Persistent Cohomology and Circular Coordinates

• Published in: Discrete & computational geometry Vol. 45; no. 4; pp. 737 - 759
• Main Authors: de Silva, Vin, Morozov, Dmitriy, Vejdemo-Johansson, Mikael
• Format: Journal Article
• Language: English
• Published: New York Springer-Verlag 01.06.2011; Springer Nature B.V
• Subjects: Algorithms; Combinatorics; Computational Mathematics and Numerical Analysis; Coordinate transformations; Geometry; Mathematical analysis; Mathematical models; Mathematics; Mathematics and Statistics; Nonlinearity; Representations; Smoothing; Strategy; Dimensionality reduction; Persistent homology; Persistent cohomology; Computational topology
• ISSN: 0179-5376; 1432-0444; 1432-0444
• DOI: 10.1007/s00454-011-9344-x

Nonlinear dimensionality reduction (NLDR) algorithms such as Isomap, LLE, and Laplacian Eigenmaps address the problem of representing high-dimensional nonlinear data in terms of low-dimensional coordinates which represent the intrinsic structure of the data.
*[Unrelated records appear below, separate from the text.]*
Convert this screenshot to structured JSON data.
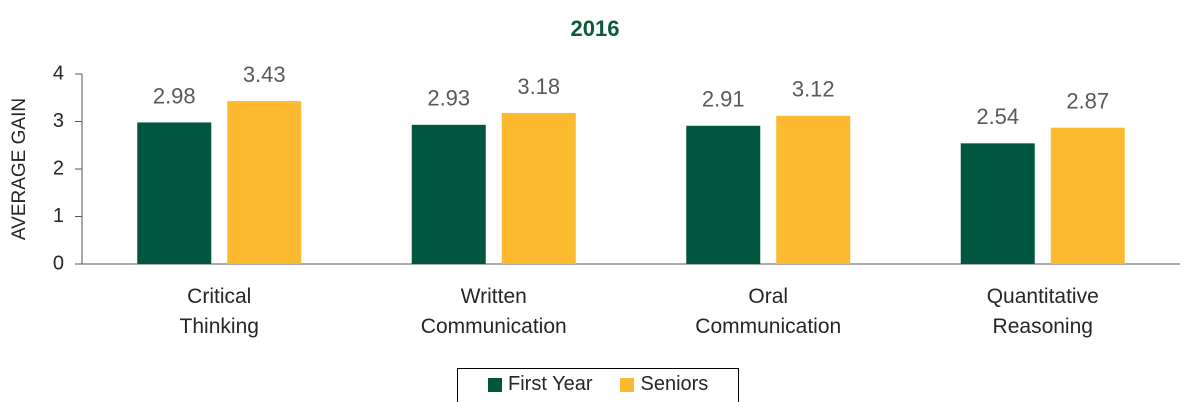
{
  "chart_data": {
    "type": "bar",
    "title": "2016",
    "y_label": "AVERAGE GAIN",
    "categories": [
      "Critical\nThinking",
      "Written\nCommunication",
      "Oral\nCommunication",
      "Quantitative\nReasoning"
    ],
    "series": [
      {
        "name": "First Year",
        "color": "#00563f",
        "values": [
          2.98,
          2.93,
          2.91,
          2.54
        ]
      },
      {
        "name": "Seniors",
        "color": "#fbba30",
        "values": [
          3.43,
          3.18,
          3.12,
          2.87
        ]
      }
    ],
    "ylim": [
      0,
      4
    ],
    "yticks": [
      0,
      1,
      2,
      3,
      4
    ],
    "grid": false,
    "legend": "bottom"
  }
}
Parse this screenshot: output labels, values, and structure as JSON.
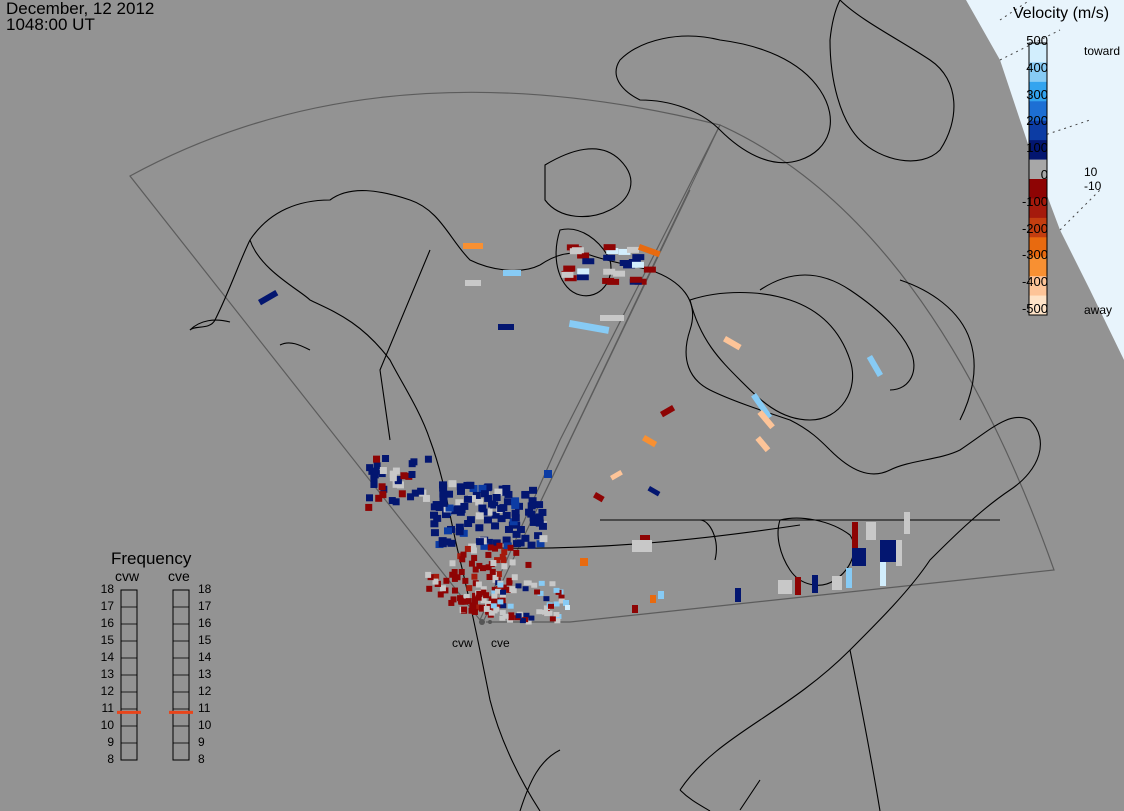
{
  "header": {
    "date": "December, 12 2012",
    "time": "1048:00 UT"
  },
  "legend": {
    "title": "Velocity (m/s)",
    "ticks": [
      "500",
      "400",
      "300",
      "200",
      "100",
      "0",
      "-100",
      "-200",
      "-300",
      "-400",
      "-500"
    ],
    "toward_label": "toward",
    "away_label": "away",
    "pos_threshold": "10",
    "neg_threshold": "-10",
    "colors": [
      "#d2eefd",
      "#87cbf5",
      "#33a4ef",
      "#1d6fd4",
      "#0c3ca4",
      "#031670",
      "#a7a7a7",
      "#8e0404",
      "#a51a0c",
      "#c33e10",
      "#e86a0f",
      "#f89032",
      "#fdc498",
      "#fee3c7"
    ]
  },
  "frequency": {
    "title": "Frequency",
    "radars": [
      {
        "name": "cvw",
        "value": 10.8
      },
      {
        "name": "cve",
        "value": 10.8
      }
    ],
    "labels": [
      "18",
      "17",
      "16",
      "15",
      "14",
      "13",
      "12",
      "11",
      "10",
      "9",
      "8"
    ],
    "min": 8,
    "max": 18,
    "marker_color": "#e8451a"
  },
  "sites": [
    {
      "name": "cvw"
    },
    {
      "name": "cve"
    }
  ],
  "colors": {
    "background": "#939393",
    "ocean_ice": "#e8f4fc",
    "coastline": "#000000",
    "fov_outline": "#5a5a5a",
    "ground_scatter": "#c8c8c8"
  }
}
This paradigm incorporates the assumption that real-valued coordinates provide a rich enough class of functions to represent the data faithfully and efficiently. On the other hand, there are simple structures which challenge this assumption: the circle, for example, is one-dimensional, but its faithful representation requires two real coordinates. In this work, we present a strategy for constructing circle-valued functions on a statistical data set. We develop a machinery of persistent cohomology to identify candidates for significant circle-structures in the data, and we use harmonic smoothing and integration to obtain the circle-valued coordinate functions themselves. We suggest that this enriched class of coordinate functions permits a precise NLDR analysis of a broader range of realistic data sets.